Global temperatures are running far above last year’s record-setting level, all but guaranteeing that 2015 will be the hottest year in the historical record — and undermining political claims that global warming had somehow stopped.
The National Oceanic and Atmospheric Administration, the American agency that tracks worldwide temperatures, announced Wednesday that last month had been the hottest September on record, and in fact took the biggest leap above the previous September that any month has displayed since 1880, when tracking began at a global scale. The agency also announced that the January-to-September period had been the hottest such span on the books.
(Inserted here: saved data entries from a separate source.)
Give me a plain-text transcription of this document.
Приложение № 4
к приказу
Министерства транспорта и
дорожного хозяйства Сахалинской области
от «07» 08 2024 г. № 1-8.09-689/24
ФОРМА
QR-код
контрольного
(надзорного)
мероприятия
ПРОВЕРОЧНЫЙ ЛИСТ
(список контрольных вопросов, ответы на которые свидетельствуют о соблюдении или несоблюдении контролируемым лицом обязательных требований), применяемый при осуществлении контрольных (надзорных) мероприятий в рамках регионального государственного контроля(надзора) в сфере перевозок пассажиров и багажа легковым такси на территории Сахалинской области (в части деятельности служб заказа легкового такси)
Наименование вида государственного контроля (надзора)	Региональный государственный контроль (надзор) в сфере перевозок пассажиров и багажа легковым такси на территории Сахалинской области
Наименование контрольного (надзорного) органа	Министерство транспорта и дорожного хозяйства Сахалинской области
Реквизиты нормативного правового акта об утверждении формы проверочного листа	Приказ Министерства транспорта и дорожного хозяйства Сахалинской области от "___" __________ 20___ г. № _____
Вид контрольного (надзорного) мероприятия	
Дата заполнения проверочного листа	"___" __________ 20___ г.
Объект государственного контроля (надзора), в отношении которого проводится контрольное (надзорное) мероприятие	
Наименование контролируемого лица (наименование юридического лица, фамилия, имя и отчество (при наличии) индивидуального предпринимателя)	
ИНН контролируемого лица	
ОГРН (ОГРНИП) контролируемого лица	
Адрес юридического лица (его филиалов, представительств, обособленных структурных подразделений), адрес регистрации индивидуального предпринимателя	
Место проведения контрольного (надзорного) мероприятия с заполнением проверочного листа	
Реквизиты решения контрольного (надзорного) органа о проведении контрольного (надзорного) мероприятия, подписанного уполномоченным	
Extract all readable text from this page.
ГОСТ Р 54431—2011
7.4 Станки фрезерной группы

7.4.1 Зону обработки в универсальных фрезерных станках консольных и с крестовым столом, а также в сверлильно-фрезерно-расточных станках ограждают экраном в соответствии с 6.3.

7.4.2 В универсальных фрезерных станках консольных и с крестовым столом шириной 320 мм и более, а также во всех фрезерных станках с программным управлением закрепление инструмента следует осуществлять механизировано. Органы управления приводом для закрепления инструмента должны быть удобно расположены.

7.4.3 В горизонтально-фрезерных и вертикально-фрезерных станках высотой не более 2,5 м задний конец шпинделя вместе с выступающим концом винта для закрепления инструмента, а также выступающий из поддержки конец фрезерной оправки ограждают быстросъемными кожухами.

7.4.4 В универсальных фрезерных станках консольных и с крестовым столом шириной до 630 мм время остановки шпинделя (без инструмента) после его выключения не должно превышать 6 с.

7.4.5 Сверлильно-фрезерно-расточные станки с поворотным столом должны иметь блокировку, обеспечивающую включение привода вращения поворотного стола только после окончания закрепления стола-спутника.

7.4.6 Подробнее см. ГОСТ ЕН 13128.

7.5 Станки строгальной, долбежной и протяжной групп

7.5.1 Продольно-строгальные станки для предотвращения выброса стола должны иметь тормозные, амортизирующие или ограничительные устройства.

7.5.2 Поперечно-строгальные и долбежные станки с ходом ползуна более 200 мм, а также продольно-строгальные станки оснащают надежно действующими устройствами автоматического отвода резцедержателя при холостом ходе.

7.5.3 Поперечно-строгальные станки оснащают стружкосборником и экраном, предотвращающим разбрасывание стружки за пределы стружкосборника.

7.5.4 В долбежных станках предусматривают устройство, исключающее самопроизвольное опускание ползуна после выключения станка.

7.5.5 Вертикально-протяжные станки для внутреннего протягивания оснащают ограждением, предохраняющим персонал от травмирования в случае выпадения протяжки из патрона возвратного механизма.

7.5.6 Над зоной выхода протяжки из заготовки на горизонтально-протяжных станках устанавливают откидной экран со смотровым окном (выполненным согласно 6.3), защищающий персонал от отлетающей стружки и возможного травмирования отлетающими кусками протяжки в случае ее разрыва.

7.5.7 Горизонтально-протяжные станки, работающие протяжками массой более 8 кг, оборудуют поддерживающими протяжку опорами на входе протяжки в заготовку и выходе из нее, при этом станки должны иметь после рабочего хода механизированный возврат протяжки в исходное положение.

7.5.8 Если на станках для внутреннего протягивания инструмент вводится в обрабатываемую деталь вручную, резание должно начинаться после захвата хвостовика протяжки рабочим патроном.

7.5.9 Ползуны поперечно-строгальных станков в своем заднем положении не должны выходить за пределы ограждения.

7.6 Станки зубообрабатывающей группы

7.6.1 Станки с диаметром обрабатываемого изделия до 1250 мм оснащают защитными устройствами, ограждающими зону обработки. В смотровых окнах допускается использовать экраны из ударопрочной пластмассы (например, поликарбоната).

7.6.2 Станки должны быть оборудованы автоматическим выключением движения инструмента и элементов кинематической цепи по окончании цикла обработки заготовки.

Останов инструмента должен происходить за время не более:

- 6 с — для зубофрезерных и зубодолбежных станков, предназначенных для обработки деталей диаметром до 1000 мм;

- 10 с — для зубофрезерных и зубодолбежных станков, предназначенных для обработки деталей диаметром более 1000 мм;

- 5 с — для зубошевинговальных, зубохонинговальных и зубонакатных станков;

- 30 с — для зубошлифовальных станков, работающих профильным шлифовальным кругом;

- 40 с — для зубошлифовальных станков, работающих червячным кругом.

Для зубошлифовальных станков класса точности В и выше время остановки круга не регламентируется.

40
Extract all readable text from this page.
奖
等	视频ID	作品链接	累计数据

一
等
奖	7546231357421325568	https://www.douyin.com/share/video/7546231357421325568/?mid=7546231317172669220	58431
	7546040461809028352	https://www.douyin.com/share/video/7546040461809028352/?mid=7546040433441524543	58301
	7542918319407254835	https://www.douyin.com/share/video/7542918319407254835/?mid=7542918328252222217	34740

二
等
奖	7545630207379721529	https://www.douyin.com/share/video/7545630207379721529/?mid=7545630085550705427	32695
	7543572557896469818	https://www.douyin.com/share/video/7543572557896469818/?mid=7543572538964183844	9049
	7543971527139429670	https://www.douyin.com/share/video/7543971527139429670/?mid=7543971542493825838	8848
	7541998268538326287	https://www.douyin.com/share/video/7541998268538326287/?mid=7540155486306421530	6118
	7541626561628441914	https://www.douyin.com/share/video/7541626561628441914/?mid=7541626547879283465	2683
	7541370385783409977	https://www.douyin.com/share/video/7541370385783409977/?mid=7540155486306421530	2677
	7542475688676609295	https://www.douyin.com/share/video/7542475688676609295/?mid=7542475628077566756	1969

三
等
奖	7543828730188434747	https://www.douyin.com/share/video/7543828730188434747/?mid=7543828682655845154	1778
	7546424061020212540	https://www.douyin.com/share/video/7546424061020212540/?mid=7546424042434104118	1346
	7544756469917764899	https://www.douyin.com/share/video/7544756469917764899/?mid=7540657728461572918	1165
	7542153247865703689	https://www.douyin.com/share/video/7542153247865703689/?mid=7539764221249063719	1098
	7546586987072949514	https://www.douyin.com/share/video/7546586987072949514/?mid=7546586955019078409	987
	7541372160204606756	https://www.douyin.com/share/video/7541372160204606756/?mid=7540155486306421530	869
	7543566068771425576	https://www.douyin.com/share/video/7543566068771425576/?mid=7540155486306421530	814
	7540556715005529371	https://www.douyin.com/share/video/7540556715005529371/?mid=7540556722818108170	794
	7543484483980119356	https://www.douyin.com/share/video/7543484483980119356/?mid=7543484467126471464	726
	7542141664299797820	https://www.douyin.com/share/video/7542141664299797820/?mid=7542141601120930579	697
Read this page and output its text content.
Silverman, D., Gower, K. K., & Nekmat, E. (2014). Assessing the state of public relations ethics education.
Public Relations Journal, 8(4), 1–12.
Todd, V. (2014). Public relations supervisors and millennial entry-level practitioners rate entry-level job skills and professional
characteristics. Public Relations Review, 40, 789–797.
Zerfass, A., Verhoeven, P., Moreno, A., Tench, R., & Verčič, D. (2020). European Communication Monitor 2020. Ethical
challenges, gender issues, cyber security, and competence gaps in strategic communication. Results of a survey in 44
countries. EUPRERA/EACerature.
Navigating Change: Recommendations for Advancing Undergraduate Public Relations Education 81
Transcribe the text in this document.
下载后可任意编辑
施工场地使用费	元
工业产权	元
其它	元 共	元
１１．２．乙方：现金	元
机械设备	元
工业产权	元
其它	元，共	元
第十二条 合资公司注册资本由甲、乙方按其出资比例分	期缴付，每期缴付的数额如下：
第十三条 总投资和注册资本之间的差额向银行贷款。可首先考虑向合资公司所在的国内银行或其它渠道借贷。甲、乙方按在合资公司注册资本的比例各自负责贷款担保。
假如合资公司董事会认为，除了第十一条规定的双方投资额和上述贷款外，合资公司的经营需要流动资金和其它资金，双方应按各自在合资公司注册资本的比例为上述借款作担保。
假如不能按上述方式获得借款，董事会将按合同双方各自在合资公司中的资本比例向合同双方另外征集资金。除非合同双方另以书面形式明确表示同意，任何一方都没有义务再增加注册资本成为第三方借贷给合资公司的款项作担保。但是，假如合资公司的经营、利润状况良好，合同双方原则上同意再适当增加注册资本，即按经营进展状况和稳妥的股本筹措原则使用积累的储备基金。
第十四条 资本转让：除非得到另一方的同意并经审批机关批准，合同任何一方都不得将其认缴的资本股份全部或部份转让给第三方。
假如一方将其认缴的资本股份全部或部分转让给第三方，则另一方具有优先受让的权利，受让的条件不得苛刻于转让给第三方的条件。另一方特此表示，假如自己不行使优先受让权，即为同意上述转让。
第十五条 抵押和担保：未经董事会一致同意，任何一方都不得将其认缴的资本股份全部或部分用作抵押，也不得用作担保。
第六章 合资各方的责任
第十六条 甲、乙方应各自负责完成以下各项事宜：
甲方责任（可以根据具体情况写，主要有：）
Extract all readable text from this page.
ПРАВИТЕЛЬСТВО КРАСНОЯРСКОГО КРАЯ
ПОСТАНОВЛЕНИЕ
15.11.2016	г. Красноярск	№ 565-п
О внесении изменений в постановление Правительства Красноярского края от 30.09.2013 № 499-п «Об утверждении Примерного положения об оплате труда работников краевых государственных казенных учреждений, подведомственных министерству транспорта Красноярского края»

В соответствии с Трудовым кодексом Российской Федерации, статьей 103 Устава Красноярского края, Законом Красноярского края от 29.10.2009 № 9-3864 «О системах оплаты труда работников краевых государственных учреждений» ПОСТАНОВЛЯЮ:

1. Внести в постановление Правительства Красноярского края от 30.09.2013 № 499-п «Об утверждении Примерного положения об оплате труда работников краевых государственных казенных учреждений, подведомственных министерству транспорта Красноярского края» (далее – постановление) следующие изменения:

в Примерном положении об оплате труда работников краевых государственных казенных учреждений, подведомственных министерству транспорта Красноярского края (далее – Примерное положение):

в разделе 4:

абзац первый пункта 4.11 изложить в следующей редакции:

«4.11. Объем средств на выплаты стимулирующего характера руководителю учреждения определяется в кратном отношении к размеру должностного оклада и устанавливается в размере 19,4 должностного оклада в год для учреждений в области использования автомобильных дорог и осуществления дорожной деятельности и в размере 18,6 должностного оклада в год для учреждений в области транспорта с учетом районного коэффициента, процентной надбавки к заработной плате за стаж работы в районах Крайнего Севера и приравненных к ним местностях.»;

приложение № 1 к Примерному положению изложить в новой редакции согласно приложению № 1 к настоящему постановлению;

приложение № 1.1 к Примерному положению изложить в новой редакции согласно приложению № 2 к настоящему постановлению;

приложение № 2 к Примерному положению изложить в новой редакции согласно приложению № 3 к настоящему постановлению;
The extreme heat and related climate disturbances mean that delegates to a global climate conference scheduled for Paris in early December will almost certainly be convening as weather-related disasters are unfolding around the world, putting them under greater political pressure to reach an ambitious deal to limit future emissions and slow the temperature increase.
The immediate cause of the record-breaking warmth is a strong El Niño weather pattern, in which the ocean releases immense amounts of heat into the atmosphere. But temperatures are running so far ahead of those during the last strong El Niño, in 1997 and 1998, that scientists said the records would not be occurring without an underlying trend caused by human emissions of greenhouse gases.
“The bottom line is that the world is warming,” said Jessica Blunden, a climate scientist with NOAA, in Asheville, N.C.
She pointed to measurements in several of the world’s ocean basins, where surface temperatures are as much as three degrees Fahrenheit above the 20th century average, a substantial increase when calculated over such large areas.
“We’re seeing it all across the Indian Ocean, in huge parts of the Atlantic Ocean, in parts of the Arctic oceans,” Dr. Blunden said in an interview. “It’s just incredible to me. I’ve never seen anything like this before.”
The combined effects of El Niño and greenhouse warming are already roiling weather patterns worldwide, probably contributing to dry weather and forest fires in Indonesia, to an incipient drought in Australia and to a developing food emergency across parts of Africa, including a severe drought in Ethiopia. Those effects are likely to intensify in coming months as the El Niño reaches its peak and then gradually subsides.
Past patterns suggest that El Niño will send unusual amounts of rain and snow to the American Southwest and to California, offering some relief for that parched state but also precipitating floods and mudslides. The California effects are not a certainty, experts said, but if they come, they are likely to be strongest in the latter part of the winter.
Earlier this year, the global warmth contributed to a spring heat wave in India and Pakistan that killed many people, possibly several thousand, with temperatures hitting 118 degrees in parts of India. The effects on the natural world have also been severe, with extreme ocean temperatures bleaching coral reefs around the world, and many of them likely to suffer lasting damage.
Forecasters have been issuing warnings about a strong El Niño. The coming few months will test whether governments, and the global relief agencies that support poor countries, have prepared, particularly to provide food relief for hard-hit regions.
“The warning is out,” said Richard Seager, a climate scientist at the Lamont-Doherty Earth Observatory of Columbia University, in New York. “The world has had time to plan for this.”
Though worldwide in its consequences, El Niño originates in the eastern tropical Pacific Ocean, when normal weather patterns shift in a way that allows the ocean to release large amounts of stored-up heat into the atmosphere. That perturbs atmospheric waves that can travel thousands of miles, redistributing heat and moisture around the globe.
The effects can be profound, with some research even suggesting that civil wars become more likely in tropical countries when they are under stress from an El Niño.
The World Food Program, a United Nations relief agency, is preparing for expanded operations across Africa, and appealing for donations. Harvests are down across large stretches of that continent, and the number of people going hungry in Ethiopia is likely to be in the millions in coming months, relief groups have estimated.
Scientists have long wondered whether human-induced global warmingwould alter the frequency or severity of El Niños, but so far, that does not seem to be the case. “We have no reason at this point to think that El Niño itself is responding to the forcing from greenhouse gases,” Dr. Seager said. “You can think of them as independent and adding to each other.”
For much of the past decade, people who question established climate science have been claiming that global warming had stopped. Their argument depended on picking a particular base year — almost always 1998, the final year of the last strong El Niño — as their starting point.
But mainstream climate scientists said that was a statistically invalid cherry-picking of the data, and their analysis of the entire record showed that global warming never stopped — at most, the rise of surface temperatures slowed somewhat, even as the oceans continued to warm at a brisk pace.
The record-setting warmth of 2014 and 2015 has undermined the idea that the problem of greenhouse emissions had somehow solved itself, though some Washington politicians continue to repeat the claims. Climate scientists have not wavered in their view that the long-term temperature increase poses profound risks and that emissions must be brought under control.